Can the Republicans’ decline be arrested? For that to happen they desperately need a leader who appeals to grassroots supporters and, more importantly, who is capable of attracting new voters to the party, particularly the younger and less affluent.
That person certainly wasn’t Pécresse who, as I wrote last December when she was nominated the party’s presidential candidate, was ‘Macron in a blouse’.
In the nomination run-off, Pécresse beat Eric Ciotti, an MP in the city of Nice with more robust right-wing views. He has called for the army to be sent into the lawless inner cities and declared that if asked to vote between Macron and Zemmour he would plump for the latter.

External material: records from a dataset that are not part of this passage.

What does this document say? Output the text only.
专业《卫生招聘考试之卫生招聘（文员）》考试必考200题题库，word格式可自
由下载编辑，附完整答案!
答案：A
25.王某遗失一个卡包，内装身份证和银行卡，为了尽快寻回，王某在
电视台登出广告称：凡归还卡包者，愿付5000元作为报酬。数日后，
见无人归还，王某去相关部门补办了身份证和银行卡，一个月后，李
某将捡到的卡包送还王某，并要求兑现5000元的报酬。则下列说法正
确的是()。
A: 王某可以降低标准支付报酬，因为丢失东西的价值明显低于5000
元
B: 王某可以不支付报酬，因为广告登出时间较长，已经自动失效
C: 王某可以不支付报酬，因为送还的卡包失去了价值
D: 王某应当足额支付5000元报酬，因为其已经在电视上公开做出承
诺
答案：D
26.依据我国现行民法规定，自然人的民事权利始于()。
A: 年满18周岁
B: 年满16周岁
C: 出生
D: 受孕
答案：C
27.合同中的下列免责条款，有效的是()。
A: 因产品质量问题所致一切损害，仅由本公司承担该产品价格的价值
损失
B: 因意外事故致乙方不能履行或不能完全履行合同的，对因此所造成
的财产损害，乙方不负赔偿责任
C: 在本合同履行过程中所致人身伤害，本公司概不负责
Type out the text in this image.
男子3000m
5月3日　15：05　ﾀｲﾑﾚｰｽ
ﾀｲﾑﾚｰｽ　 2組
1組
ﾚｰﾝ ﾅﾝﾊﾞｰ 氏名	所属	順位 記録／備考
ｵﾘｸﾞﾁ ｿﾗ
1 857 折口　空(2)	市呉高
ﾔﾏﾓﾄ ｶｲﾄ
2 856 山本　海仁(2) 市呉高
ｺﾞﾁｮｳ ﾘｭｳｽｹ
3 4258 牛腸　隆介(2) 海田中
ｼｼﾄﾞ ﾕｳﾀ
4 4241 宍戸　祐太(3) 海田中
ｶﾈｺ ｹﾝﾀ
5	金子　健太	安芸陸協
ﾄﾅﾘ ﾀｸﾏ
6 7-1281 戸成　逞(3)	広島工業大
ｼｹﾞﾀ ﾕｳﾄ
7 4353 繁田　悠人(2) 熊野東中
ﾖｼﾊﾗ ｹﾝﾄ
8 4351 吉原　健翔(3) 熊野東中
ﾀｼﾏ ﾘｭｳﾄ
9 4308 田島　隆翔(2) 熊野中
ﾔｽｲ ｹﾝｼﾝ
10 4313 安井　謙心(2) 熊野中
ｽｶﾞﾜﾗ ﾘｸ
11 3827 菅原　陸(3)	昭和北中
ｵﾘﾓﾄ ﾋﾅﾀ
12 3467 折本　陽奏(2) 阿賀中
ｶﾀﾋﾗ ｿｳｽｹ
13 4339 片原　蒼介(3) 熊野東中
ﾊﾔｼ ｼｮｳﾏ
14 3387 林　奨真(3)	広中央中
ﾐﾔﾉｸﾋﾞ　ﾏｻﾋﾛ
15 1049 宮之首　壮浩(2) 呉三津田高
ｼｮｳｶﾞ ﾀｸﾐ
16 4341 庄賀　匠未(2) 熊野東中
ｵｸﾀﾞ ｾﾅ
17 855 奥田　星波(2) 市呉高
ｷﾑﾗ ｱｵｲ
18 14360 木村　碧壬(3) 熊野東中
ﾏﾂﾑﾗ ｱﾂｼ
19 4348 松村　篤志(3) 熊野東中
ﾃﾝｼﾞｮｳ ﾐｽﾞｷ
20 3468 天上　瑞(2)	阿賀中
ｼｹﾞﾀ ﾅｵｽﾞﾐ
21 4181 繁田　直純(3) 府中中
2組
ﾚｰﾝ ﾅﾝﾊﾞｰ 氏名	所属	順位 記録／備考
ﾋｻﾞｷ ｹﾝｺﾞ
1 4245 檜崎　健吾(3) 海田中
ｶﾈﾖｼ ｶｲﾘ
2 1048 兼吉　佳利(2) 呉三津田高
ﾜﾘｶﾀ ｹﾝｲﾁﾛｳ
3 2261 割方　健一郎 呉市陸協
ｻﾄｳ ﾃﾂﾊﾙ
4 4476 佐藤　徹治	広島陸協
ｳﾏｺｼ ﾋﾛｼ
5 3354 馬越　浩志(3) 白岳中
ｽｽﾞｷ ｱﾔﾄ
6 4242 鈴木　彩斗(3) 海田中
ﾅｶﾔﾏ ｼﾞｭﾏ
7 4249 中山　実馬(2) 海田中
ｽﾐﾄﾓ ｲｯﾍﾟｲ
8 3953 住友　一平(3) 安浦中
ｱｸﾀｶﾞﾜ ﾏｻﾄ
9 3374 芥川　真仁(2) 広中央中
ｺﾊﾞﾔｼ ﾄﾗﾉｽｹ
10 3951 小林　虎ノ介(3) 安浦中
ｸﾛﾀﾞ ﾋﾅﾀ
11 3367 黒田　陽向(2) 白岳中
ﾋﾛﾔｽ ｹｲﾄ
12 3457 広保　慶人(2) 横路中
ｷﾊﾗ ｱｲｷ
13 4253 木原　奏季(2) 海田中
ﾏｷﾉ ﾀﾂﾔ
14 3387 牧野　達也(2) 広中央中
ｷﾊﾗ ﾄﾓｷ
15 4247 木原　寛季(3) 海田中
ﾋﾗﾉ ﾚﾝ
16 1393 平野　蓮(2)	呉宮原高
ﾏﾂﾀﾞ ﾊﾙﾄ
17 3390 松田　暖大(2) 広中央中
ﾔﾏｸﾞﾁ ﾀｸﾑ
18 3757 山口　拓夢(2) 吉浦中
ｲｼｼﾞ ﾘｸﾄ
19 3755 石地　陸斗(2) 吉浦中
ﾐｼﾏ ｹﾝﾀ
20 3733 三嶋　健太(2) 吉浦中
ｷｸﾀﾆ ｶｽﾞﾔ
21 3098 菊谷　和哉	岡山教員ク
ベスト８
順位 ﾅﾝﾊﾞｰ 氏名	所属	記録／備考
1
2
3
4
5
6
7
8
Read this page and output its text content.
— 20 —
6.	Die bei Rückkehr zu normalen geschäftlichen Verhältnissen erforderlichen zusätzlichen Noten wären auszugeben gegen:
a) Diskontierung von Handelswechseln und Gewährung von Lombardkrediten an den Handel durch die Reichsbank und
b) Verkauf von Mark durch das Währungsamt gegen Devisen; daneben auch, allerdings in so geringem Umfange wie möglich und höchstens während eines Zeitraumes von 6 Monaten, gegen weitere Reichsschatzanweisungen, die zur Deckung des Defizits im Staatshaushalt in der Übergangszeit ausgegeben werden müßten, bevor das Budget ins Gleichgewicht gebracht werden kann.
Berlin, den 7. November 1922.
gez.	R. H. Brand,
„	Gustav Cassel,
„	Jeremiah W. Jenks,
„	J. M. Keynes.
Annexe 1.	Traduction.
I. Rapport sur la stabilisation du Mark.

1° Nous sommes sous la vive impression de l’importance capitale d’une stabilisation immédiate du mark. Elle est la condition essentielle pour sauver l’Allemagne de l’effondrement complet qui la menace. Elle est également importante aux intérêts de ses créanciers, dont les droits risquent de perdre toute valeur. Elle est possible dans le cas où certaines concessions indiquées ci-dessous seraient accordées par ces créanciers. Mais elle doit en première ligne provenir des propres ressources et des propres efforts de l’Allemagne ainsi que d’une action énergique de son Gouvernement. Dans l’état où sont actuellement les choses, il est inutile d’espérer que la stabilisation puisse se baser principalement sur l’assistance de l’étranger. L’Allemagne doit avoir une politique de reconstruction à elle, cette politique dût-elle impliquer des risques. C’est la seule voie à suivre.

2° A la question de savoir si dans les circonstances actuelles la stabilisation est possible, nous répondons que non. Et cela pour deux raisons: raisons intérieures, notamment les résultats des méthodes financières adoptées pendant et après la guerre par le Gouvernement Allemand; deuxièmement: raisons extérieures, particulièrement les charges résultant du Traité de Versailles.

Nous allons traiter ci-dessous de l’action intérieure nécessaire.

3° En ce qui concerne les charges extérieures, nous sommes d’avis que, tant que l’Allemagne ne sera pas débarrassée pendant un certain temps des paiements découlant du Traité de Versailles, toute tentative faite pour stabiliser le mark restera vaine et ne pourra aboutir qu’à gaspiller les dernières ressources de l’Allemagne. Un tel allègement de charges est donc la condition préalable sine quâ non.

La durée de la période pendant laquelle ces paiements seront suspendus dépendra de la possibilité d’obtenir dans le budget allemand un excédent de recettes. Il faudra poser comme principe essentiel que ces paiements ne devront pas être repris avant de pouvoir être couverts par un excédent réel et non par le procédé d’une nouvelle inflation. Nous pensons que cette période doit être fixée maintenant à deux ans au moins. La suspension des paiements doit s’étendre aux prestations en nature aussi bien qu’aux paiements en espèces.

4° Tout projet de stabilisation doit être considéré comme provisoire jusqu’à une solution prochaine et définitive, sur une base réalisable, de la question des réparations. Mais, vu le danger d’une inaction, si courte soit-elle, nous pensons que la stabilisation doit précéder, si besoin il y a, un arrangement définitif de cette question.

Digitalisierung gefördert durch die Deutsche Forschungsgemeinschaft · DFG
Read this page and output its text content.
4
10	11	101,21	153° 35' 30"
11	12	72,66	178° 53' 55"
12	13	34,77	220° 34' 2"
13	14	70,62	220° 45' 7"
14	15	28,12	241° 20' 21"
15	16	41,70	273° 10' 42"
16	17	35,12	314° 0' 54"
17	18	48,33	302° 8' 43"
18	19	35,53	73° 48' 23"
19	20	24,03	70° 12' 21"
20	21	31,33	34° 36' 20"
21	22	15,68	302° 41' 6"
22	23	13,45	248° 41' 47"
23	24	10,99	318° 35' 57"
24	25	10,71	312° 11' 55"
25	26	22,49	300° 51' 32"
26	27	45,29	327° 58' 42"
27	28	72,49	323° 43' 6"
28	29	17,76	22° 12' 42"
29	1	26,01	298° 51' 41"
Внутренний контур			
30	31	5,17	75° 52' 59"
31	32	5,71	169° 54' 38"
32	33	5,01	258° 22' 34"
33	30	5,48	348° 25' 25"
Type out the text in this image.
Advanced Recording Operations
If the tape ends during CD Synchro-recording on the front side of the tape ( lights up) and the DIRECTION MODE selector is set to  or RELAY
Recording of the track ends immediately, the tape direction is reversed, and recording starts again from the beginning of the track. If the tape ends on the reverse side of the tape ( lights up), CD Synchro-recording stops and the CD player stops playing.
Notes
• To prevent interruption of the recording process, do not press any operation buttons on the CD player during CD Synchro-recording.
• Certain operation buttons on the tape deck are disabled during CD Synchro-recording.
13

Ideologically, Ciotti is close to Laurent Wauquiez, the leader of the Republicans from 2017 to 2019. With the backing of the grassroots, Wauquiez tried to move the party to the right during his short tenure. Ultimately he was forced out by Republican grandees, the most virulent of whom was Pécresse, who accused him of a ‘porosity’ with Le Pen’s party. The bad blood remains among these factions, and earlier this year Ciotti was described by one Republican centrist as ‘Wauquiez, but worse’.
When he was elected leader of the Republicans, Wauquiez dared to tackle issues that the party had been ducking for years. But when he spoke about Islamism and immigration it angered the centrists; it also provoked the ire of the mainstream media. In one television exchange, Wauquiez told his inquisitors: ‘In order to please you, you expect me not to talk about immigration. That would leave the monopoly of discourse on immigration to the National Front…for too many years the right has capitulated, it has given up on certain themes’.
Such rhetoric went down well with the grassroots but not with the majority of the party’s MPs. Many had been opposed to his nomination from the start, even starting a social media campaign during the leadership race, ‘TSW’ or ‘Tout sauf Wauquiez’ (Anyone but Wauquiez).
Two years of bitter infighting at a time when the party should have been working on a strategy to counter Macron resulted in a disastrous performance in the 2019 European elections, and Wauquiez quit as leader.
The centrists were triumphant. They were back in control. But they have now led the party to the edge of the cliff. Macron may be the man to give them the fatal push.
The signs are that, after his failure to win an absolute majority in the parliamentary elections, Macron is going to ally himself more with Le Pen’s National Rally than the left-wing Nupes. At the weekend the government announced a new immigration policy – the deportation of any foreigner convicted of a serious crime – which was welcomed by Le Pen, and one imagines, Laurent Wauquiez. With 89 MPs in the National Assembly, Le Pen’s National Rally has the opportunity in the next five years to become a credible political party, rather than the fringe far-right party commonly portrayed in the media. Such an outcome would be fatal to the Republicans.
The Tories would do well to reflect on the sorry state of the French centre-right in the coming weeks. Much of what worries the Republicans’ electoral base also troubles the Tories’: immigration, the culture wars and the economic implications of pursuing net zero. Boris Johnson won an 80-seat majority because voters assumed he would address these issues.
The next Conservative leader must have the courage to act or the party could go the same way as Les Républicains, particularly should Nigel Farage carry through with his threat to return to politics. Scoff at your peril. Who could have imagined as recently as 2017 that five years later Le Pen would have more MPs in the National Assembly than the party of Chirac and Sarkozy? Not a revolution to compare with previous French upheavals but a significant change to the country’s political landscapes.